Hundreds of flights were canceled Wednesday at Dallas-Fort Worth International Airport as freezing rain iced parts of Texas, Oklahoma, Missouri and Arkansas braced for an ice storm.
More than half an inch of ice could accumulate in parts of the Ozarks through Friday morning, while a quarter- to a half-inch was expected in North Texas through Thursday, the National Weather Service said.
Airlines had canceled more than 2,000 Thursday flights by Wednesday night, according to the FlightAware.com tracking site. About half of them were at the Dallas-Fort Worth airport, where temperatures were expected to top out above freezing only briefly late Thursday afternoon.
DFW Airport is the biggest in the American Airlines network, and American had canceled 21% of its Thursday flights by Wednesday night, according to FlightAware.
Meanwhile, heavy snow was expected in upstate New York and New England later this week, with more than 8 inches (20 centimeters) possible through Saturday morning.
Winter took a fleeting break in the Northeast on Wednesday, with temperatures soaring into the 60s before they were expected to plunge within hours.
The warm spell sent people streaming outdoors, but it was bad news for ski areas and other winter sports.

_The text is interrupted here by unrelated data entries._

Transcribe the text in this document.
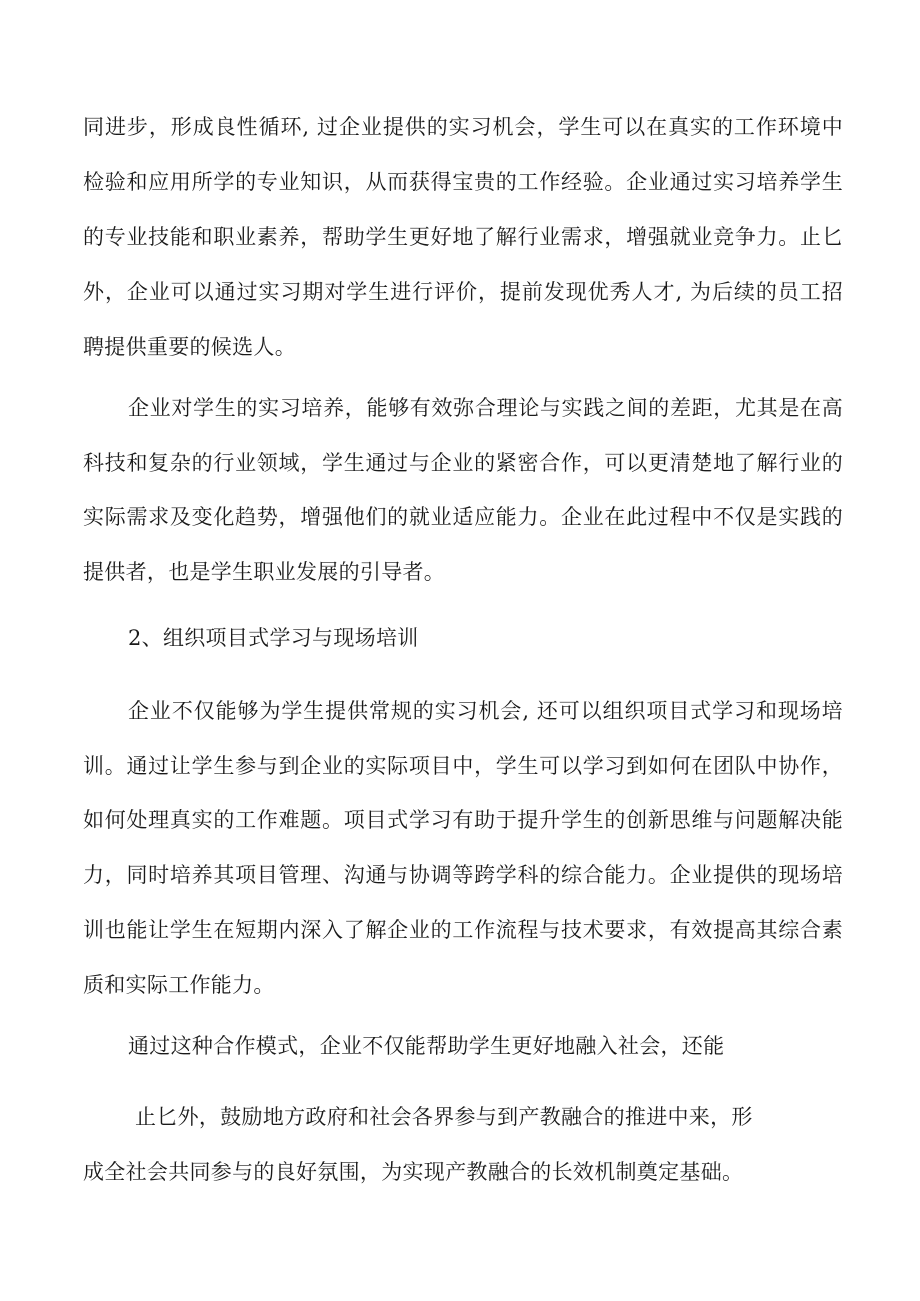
同进步，形成良性循环, 过企业提供的实习机会，学生可以在真实的工作环境中
检验和应用所学的专业知识，从而获得宝贵的工作经验。企业通过实习培养学生
的专业技能和职业素养，帮助学生更好地了解行业需求，增强就业竞争力。止匕
外，企业可以通过实习期对学生进行评价，提前发现优秀人才, 为后续的员工招
聘提供重要的候选人。
企业对学生的实习培养，能够有效弥合理论与实践之间的差距，尤其是在高
科技和复杂的行业领域，学生通过与企业的紧密合作，可以更清楚地了解行业的
实际需求及变化趋势，增强他们的就业适应能力。企业在此过程中不仅是实践的
提供者，也是学生职业发展的引导者。
2、组织项目式学习与现场培训
企业不仅能够为学生提供常规的实习机会, 还可以组织项目式学习和现场培
训。通过让学生参与到企业的实际项目中，学生可以学习到如何在团队中协作，
如何处理真实的工作难题。项目式学习有助于提升学生的创新思维与问题解决能
力，同时培养其项目管理、沟通与协调等跨学科的综合能力。企业提供的现场培
训也能让学生在短期内深入了解企业的工作流程与技术要求，有效提高其综合素
质和实际工作能力。
通过这种合作模式，企业不仅能帮助学生更好地融入社会，还能
止匕外，鼓励地方政府和社会各界参与到产教融合的推进中来，形
成全社会共同参与的良好氛围，为实现产教融合的长效机制奠定基础。
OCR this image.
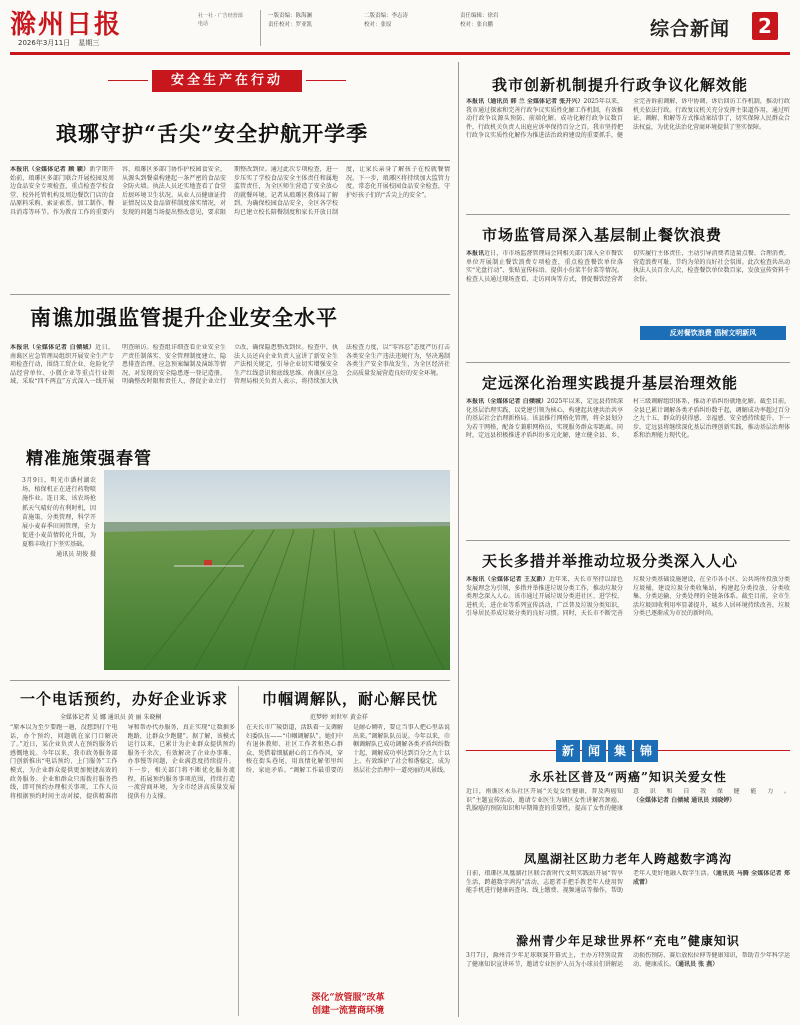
滁州日报
2026年3月11日 星期三
社一社 · 广告经营部
电话
一版责编：陈海澜	二版责编：李志涛	责任编辑：徐岩责任校对：罗亚凯	校对：张原	校对：张自鹏	综合新闻	2
安全生产在行动
琅琊守护“舌尖”安全护航开学季
本报讯（全媒体记者 顾 颖）新学期开始前，琅琊区多部门联合开展校园及周边食品安全专项检查，重点检查学校食堂、校外托管机构及周边餐饮门店的食品原料采购、索证索票、加工制作、餐具消毒等环节。作为教育工作的重要内容，琅琊区多部门协作护校园食安全，从源头到餐桌构建起一条严密的食品安全防火墙。执法人员还实地查看了食堂后厨环境卫生状况、从业人员健康证持证情况以及食品留样制度落实情况，对发现的问题当场提出整改意见，要求限期整改到位。通过此次专项检查，进一步压实了学校食品安全主体责任和属地监管责任，为全区师生营造了安全放心的就餐环境。记者从琅琊区教体局了解到，为确保校园食品安全，全区各学校均已建立校长陪餐制度和家长开放日制度，让家长亲身了解孩子在校就餐情况。下一步，琅琊区将持续加大监管力度，常态化开展校园食品安全检查，守护好孩子们的“舌尖上的安全”。
南谯加强监管提升企业安全水平
本报讯（全媒体记者 白倾城）近日，南谯区应急管理局组织开展安全生产专项检查行动，围绕工贸企业、危险化学品经营单位、小微企业等重点行业领域，采取“四不两直”方式深入一线开展明查暗访。检查组详细查看企业安全生产责任制落实、安全管理制度建立、隐患排查治理、应急预案编制及演练等情况，对发现的安全隐患逐一登记造册，明确整改时限和责任人，督促企业立行立改，确保隐患整改到位。检查中，执法人员还向企业负责人宣讲了新安全生产法相关规定，引导企业切实增强安全生产红线意识和底线思维。南谯区应急管理局相关负责人表示，将持续加大执法检查力度，以“零容忍”态度严厉打击各类安全生产违法违规行为，坚决遏制各类生产安全事故发生，为全区经济社会高质量发展营造良好的安全环境。
精准施策强春管
3月9日，明光市潘村湖农场，植保机正在进行药物喷施作业。连日来，该农场抢抓天气晴好的有利时机，因苗施策、分类管理，科学开展小麦春季田间管理，全力促进小麦苗情转化升级，为夏粮丰收打下坚实基础。

通讯员 胡俊 摄
一个电话预约，办好企业诉求
全媒体记者 吴 娜 通讯员 黄 丽 朱晓桐
“原本以为至少要跑一趟，没想到打个电话，办个预约，问题就在家门口解决了。”近日，某企业负责人在预约服务后感慨地说。今年以来，我市政务服务部门创新推出“电话预约、上门服务”工作模式，为企业群众提供更加便捷高效的政务服务。企业和群众只需拨打服务热线，即可预约办理相关事项，工作人员将根据预约时间主动对接，提供精准指导和帮办代办服务，真正实现“让数据多跑路，让群众少跑腿”。据了解，该模式运行以来，已累计为企业群众提供预约服务千余次，有效解决了企业办事难、办事慢等问题，企业满意度持续提升。下一步，相关部门将不断优化服务流程，拓展预约服务事项范围，持续打造一流营商环境，为全市经济高质量发展提供有力支撑。
巾帼调解队，耐心解民忧
范梦婷 刘世军 黄金祥
在天长市广陵街道，活跃着一支调解妇委队伍——“巾帼调解队”。她们中有退休教师、社区工作者和热心群众，凭借着细腻耐心的工作作风，穿梭在街头巷尾，用真情化解邻里纠纷、家庭矛盾。“调解工作最重要的是耐心倾听，要让当事人把心里话说出来。”调解队队员说。今年以来，巾帼调解队已成功调解各类矛盾纠纷数十起，调解成功率达到百分之九十以上，有效维护了社会和谐稳定，成为基层社会治理中一道亮丽的风景线。
深化“放管服”改革
创建一流营商环境
我市创新机制提升行政争议化解效能
本报讯（通讯员 韩 兰 全媒体记者 张开兴）2025年以来，我市通过探索和完善行政争议实质性化解工作机制，有效推动行政争议源头预防、前端化解，成功化解行政争议数百件，行政机关负责人出庭应诉率保持百分之百。我市坚持把行政争议实质性化解作为推进法治政府建设的重要抓手，健全完善诉前调解、诉中协调、诉后回访工作机制，推动行政机关依法行政。行政复议机关充分发挥主渠道作用，通过听证、调解、和解等方式推动案结事了，切实保障人民群众合法权益，为优化法治化营商环境提供了坚实保障。
市场监管局深入基层制止餐饮浪费
本报讯近日，市市场监督管理局会同相关部门深入全市餐饮单位开展制止餐饮浪费专项检查，重点检查餐饮单位落实“光盘行动”、张贴宣传标语、提供小份菜半份菜等情况。检查人员通过现场查看、走访问询等方式，督促餐饮经营者切实履行主体责任，主动引导消费者适量点餐、合理消费，营造浪费可耻、节约为荣的良好社会氛围。此次检查共出动执法人员百余人次，检查餐饮单位数百家，发放宣传资料千余份。
反对餐饮浪费 倡树文明新风
定远深化治理实践提升基层治理效能
本报讯（全媒体记者 白倾城）2025年以来，定远县持续深化基层治理实践，以党建引领为核心，构建起共建共治共享的基层社会治理新格局。该县推行网格化管理，将全县划分为若干网格，配备专兼职网格员，实现服务群众零距离。同时，定远县积极推进矛盾纠纷多元化解，建立健全县、乡、村三级调解组织体系，推动矛盾纠纷就地化解。截至目前，全县已累计调解各类矛盾纠纷数千起，调解成功率超过百分之九十五，群众的获得感、幸福感、安全感持续提升。下一步，定远县将继续深化基层治理创新实践，推动基层治理体系和治理能力现代化。
天长多措并举推动垃圾分类深入人心
本报讯（全媒体记者 王友新）近年来，天长市坚持以绿色发展理念为引领，多措并举推进垃圾分类工作，推动垃圾分类理念深入人心。该市通过开展垃圾分类进社区、进学校、进机关、进企业等系列宣传活动，广泛普及垃圾分类知识，引导居民养成垃圾分类的良好习惯。同时，天长市不断完善垃圾分类基础设施建设，在全市各小区、公共场所投放分类垃圾桶，建设垃圾分类收集站，构建起分类投放、分类收集、分类运输、分类处理的全链条体系。截至目前，全市生活垃圾回收利用率显著提升，城乡人居环境持续改善，垃圾分类已逐渐成为市民的新时尚。
新	闻	集	锦
永乐社区普及“两癌”知识关爱女性
近日，南谯区永乐社区开展“关爱女性健康，普及两癌知识”主题宣传活动，邀请专业医生为辖区女性讲解宫颈癌、乳腺癌的预防知识和早期筛查的重要性，提高了女性的健康意识和自我保健能力。（全媒体记者 白倾城 通讯员 刘晓婷）
凤凰湖社区助力老年人跨越数字鸿沟
日前，琅琊区凤凰湖社区联合新时代文明实践站开展“智享生活，跨越数字鸿沟”活动，志愿者手把手教老年人使用智能手机进行健康码查询、线上缴费、视频通话等操作，帮助老年人更好地融入数字生活。（通讯员 马腾 全媒体记者 郑成雷）
滁州青少年足球世界杯“充电”健康知识
3月7日，滁州青少年足球联赛开幕式上，主办方特别设置了健康知识宣讲环节，邀请专业医护人员为小球员们讲解运动损伤预防、赛后放松拉伸等健康知识，帮助青少年科学运动、健康成长。（通讯员 张 燕）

“It’s not exactly what you want to see in the middle of the busiest week of the year,” said Ethan Austin, spokesperson for the Sugarloaf ski area in Maine, which was busy because of school vacation week. But he was happy to hear snow was on the way.
The weather whiplash marked the second time in less than a week that there was to be a temperature swing of more than 40 degrees in 24 hours.